The full text of the entry in De Ruvigny’s Roll of Honour
ROBINSON, KENNETH BRADSHAW, Gunner, No. 10362, A Battery, 59th Brigade, R.F.A., only son. of Benjamin Robinson, of 23, Stephen Street, Rugby, co. Warwick, by his wife, Emily; b. Walsall, co. Stafford, 18 Dec. 1890; educ. Dunchurch and Rugby; was employed at Parnell & Son’s, Builders, Rugby; enlisted in Aug. 1914, after the outbreak of war; went to Gallipoli in Aug. 1915, and died there 29 Sept. following, from wounds received in action at Chocolate Hill the same day. An officer wrote: ‘He was wounded yesterday about 4 p.m. by a high-explosive shell, which burst in the gun emplacement, and a fragment hit him in the abdomen.
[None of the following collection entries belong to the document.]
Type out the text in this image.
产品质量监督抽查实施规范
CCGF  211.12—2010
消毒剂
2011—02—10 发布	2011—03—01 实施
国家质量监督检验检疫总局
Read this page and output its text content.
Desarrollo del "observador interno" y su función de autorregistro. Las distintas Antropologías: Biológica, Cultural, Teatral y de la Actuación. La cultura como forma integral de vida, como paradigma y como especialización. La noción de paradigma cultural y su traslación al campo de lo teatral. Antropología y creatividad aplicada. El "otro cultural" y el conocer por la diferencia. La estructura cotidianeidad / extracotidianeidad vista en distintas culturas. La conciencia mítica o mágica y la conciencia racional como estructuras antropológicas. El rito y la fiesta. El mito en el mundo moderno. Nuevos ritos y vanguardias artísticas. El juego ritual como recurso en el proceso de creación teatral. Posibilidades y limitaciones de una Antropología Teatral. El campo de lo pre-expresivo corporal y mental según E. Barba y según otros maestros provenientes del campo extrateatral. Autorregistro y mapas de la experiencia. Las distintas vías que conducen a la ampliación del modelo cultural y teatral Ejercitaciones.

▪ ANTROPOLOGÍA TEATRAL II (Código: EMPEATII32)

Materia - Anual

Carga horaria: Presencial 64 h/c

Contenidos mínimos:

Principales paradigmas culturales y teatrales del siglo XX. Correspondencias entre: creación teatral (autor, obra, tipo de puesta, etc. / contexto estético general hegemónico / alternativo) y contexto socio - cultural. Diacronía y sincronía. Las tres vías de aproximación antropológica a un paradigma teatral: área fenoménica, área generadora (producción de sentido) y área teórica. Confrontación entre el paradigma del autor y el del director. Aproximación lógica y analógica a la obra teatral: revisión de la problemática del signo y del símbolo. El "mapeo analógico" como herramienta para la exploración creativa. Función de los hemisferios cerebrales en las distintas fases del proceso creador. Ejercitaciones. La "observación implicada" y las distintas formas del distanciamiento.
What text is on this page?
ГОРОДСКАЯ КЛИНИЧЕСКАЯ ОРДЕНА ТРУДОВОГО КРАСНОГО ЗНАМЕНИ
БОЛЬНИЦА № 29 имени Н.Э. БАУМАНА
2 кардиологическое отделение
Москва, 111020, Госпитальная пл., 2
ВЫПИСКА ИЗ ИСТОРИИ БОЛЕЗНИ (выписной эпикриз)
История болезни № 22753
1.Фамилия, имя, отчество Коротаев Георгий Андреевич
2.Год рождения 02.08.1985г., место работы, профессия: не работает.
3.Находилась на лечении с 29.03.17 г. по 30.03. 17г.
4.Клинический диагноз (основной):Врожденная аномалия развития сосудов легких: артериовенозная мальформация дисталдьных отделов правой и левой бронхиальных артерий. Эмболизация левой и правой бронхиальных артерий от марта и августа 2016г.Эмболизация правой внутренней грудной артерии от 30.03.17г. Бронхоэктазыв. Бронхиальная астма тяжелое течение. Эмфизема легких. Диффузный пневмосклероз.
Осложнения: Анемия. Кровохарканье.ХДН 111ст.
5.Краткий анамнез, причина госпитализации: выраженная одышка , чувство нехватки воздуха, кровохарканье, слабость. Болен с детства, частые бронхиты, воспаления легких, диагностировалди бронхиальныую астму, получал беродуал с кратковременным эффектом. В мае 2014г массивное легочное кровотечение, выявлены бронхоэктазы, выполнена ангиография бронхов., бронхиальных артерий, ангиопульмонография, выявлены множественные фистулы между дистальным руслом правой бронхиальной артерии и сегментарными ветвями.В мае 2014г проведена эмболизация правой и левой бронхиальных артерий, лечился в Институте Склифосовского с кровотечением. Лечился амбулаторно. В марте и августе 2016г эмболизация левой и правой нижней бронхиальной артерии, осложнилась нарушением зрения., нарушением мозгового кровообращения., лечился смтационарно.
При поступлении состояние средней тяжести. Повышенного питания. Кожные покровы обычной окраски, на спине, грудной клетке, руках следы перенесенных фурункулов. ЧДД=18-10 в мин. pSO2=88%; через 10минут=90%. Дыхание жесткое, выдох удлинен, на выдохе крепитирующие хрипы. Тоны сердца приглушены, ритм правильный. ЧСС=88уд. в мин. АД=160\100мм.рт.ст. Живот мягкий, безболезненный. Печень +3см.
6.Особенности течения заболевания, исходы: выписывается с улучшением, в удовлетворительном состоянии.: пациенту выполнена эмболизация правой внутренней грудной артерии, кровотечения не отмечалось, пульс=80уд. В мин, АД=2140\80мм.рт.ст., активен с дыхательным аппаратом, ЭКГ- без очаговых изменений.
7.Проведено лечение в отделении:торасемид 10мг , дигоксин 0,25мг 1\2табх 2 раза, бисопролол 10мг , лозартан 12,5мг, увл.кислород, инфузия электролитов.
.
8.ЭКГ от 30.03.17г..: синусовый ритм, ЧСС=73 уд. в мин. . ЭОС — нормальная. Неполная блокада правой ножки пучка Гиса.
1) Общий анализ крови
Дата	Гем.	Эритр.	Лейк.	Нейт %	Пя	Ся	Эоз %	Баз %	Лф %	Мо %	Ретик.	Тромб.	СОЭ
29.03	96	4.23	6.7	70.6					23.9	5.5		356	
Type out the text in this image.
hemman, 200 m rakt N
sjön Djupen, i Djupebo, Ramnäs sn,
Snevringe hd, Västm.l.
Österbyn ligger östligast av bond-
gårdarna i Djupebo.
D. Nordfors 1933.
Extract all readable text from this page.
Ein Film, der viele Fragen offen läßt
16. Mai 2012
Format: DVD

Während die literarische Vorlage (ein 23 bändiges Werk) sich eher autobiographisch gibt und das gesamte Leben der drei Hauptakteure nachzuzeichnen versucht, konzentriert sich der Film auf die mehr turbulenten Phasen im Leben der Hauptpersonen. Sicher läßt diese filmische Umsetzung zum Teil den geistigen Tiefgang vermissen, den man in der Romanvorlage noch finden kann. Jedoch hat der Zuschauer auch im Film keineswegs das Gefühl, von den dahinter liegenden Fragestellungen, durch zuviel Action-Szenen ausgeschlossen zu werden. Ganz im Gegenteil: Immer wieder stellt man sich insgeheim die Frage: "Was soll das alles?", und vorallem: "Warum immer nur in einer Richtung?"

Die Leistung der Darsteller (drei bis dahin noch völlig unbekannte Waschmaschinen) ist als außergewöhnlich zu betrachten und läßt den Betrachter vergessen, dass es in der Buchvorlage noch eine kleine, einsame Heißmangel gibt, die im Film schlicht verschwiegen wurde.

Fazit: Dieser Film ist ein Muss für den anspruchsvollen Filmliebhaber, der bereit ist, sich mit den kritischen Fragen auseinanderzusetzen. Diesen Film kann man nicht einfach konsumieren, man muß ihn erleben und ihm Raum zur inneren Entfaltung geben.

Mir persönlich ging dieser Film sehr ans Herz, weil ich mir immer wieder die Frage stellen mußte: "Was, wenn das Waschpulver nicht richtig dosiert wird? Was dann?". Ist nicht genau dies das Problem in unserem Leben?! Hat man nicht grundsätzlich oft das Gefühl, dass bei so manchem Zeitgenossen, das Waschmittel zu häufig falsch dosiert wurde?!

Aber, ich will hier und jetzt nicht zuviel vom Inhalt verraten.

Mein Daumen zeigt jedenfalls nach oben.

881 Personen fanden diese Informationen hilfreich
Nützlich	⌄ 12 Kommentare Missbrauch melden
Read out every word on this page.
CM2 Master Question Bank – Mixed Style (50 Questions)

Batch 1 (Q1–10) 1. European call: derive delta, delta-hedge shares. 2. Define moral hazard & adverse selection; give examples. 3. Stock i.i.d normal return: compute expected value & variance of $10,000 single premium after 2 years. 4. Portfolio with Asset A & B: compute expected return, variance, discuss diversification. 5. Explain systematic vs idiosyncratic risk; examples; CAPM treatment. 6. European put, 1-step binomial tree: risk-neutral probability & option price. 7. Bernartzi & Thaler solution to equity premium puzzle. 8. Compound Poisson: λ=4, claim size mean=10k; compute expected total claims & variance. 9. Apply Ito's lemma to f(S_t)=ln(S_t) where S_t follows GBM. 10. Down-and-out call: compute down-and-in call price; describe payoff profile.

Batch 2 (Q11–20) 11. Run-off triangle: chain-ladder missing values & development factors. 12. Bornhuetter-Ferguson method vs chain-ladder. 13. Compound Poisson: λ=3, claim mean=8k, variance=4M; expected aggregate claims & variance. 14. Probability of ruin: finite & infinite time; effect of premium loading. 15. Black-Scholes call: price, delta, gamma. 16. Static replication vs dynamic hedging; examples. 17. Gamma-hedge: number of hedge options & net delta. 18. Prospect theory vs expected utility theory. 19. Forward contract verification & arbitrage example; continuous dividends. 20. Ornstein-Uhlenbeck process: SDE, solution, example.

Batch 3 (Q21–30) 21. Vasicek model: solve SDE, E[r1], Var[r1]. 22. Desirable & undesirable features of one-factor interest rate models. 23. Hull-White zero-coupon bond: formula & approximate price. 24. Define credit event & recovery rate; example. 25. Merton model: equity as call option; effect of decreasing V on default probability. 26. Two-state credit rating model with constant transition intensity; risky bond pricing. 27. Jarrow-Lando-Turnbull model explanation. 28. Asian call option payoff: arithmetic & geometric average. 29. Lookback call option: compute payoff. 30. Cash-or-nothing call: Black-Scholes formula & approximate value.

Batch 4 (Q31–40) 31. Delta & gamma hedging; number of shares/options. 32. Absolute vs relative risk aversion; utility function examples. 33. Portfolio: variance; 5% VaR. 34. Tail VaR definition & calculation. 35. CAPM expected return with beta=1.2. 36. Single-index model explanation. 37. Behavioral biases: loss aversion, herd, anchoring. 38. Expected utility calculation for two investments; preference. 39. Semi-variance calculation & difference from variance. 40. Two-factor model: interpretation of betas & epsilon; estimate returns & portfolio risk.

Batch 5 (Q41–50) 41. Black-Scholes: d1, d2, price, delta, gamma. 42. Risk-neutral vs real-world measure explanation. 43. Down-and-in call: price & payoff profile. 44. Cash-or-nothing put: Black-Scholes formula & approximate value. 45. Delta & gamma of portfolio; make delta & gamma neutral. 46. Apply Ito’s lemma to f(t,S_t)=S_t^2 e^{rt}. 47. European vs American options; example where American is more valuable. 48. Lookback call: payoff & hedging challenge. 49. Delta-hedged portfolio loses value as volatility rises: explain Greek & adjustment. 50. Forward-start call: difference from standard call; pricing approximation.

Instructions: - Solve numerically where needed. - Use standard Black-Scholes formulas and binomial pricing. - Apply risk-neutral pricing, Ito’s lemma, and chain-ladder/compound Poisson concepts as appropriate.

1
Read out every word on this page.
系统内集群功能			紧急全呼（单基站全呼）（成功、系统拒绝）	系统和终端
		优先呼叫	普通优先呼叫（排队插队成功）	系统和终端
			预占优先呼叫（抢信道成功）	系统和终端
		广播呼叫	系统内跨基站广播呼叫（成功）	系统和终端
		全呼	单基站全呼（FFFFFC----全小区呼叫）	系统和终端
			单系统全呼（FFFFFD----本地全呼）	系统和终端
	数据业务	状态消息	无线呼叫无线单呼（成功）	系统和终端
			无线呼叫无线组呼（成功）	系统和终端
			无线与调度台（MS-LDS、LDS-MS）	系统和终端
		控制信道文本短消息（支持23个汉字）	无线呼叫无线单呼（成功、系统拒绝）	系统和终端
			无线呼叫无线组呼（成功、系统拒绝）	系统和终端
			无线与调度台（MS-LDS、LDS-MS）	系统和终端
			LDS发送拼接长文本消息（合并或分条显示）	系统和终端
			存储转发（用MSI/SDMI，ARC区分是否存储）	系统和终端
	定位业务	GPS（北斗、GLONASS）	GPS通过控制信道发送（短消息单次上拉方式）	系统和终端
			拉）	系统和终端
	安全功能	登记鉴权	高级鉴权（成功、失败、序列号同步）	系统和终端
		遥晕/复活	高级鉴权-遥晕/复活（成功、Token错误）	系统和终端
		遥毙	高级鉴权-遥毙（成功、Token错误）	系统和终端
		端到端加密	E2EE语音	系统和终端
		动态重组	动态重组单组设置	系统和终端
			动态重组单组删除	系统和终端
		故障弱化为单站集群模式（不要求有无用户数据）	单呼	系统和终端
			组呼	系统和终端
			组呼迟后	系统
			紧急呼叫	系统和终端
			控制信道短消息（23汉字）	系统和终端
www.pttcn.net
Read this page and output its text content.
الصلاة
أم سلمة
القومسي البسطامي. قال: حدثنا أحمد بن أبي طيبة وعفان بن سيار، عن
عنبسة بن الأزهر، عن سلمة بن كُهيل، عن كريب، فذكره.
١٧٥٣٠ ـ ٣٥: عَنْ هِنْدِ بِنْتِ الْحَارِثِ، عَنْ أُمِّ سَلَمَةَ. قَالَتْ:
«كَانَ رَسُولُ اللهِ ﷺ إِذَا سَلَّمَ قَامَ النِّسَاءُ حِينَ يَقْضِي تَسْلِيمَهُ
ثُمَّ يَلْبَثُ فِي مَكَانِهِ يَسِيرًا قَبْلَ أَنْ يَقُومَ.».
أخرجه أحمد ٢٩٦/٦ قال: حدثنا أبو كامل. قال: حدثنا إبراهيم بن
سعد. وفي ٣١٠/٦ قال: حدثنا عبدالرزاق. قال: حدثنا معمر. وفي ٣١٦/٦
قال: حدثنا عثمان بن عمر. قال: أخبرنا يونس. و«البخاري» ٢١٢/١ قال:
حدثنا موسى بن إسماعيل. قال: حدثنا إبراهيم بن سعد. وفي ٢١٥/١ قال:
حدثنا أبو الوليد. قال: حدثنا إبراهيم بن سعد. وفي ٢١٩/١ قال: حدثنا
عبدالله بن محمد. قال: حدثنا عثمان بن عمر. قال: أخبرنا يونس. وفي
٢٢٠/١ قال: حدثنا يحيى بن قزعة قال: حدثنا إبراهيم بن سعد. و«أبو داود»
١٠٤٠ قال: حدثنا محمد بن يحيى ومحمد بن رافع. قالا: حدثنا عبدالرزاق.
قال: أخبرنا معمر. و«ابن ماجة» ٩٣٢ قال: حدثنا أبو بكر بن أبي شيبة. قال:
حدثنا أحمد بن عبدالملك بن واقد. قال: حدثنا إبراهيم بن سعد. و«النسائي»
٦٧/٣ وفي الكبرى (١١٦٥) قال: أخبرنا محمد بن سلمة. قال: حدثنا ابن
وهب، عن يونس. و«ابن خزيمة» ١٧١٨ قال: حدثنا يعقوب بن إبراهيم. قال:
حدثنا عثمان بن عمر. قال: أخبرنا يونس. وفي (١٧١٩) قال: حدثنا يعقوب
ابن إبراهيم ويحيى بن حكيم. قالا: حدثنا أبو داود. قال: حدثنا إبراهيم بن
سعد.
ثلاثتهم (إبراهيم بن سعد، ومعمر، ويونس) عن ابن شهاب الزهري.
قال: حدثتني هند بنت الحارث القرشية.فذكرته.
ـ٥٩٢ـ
He passed away quite peacefully about 6.30 p.m. We buried him by a tree on the west slope of Chocolate Hill. The service was conducted by the Army Chaplain of the 31st Infantry Brigade. Most of the men, in fact all that could be spared, attended, as he was a great favourite with us all and a brave man,’ and a comrade: ‘The whole battery feel the loss very much; he was very popular, a dear kind friend and a’ brave, noble soul.’
The CWGC entry stated that … ‘He was a member of ‘A’ Battery 59th Brigade Royal Field Artillery. He died of wounds on 29 September 1915 and was buried in the Green Hill Cemetery, Suvla, in Turkey’. Green Hill, where the present cemetery is located and Chocolate Hill, where Kenneth died and was originally buried, are adjoining areas of raised ground which rise from the eastern shore of the Salt Lake. The cemetery lies on the east side of the Anzac-Suvla Road.
The Green Hill Cemetery was made after the Armistice when isolated graves were brought in from the battlefields of August 1915 and from small burial grounds in the area. These earlier burial grounds included Chocolate Hill. The records show that whilst Kenneth’s grave is thought to have been moved and relocated in the Green Hill Cemetery, its actual identity is unknown. He is commemorated on a ‘Special Memorial H.12’, with three other soldiers who were ‘… believed to be buried in this cemetery but whose graves have not been identified’.
In Rugby he is commemorated on a pillar of the Memorial Gates in Hillmorton Road, Rugby. He is also recorded on the Parnell ‘Roll of Honour’ as being killed and being in the RFA – the Royal Field Artillery.
RUGBY REMEMBERS HIM
 De Ruvigny, Roll of Honour, 1914-1919, vol.2, p.264.
 The Roll of Honour is held at the Warwick Modern Records Centre and reproduced with their permission.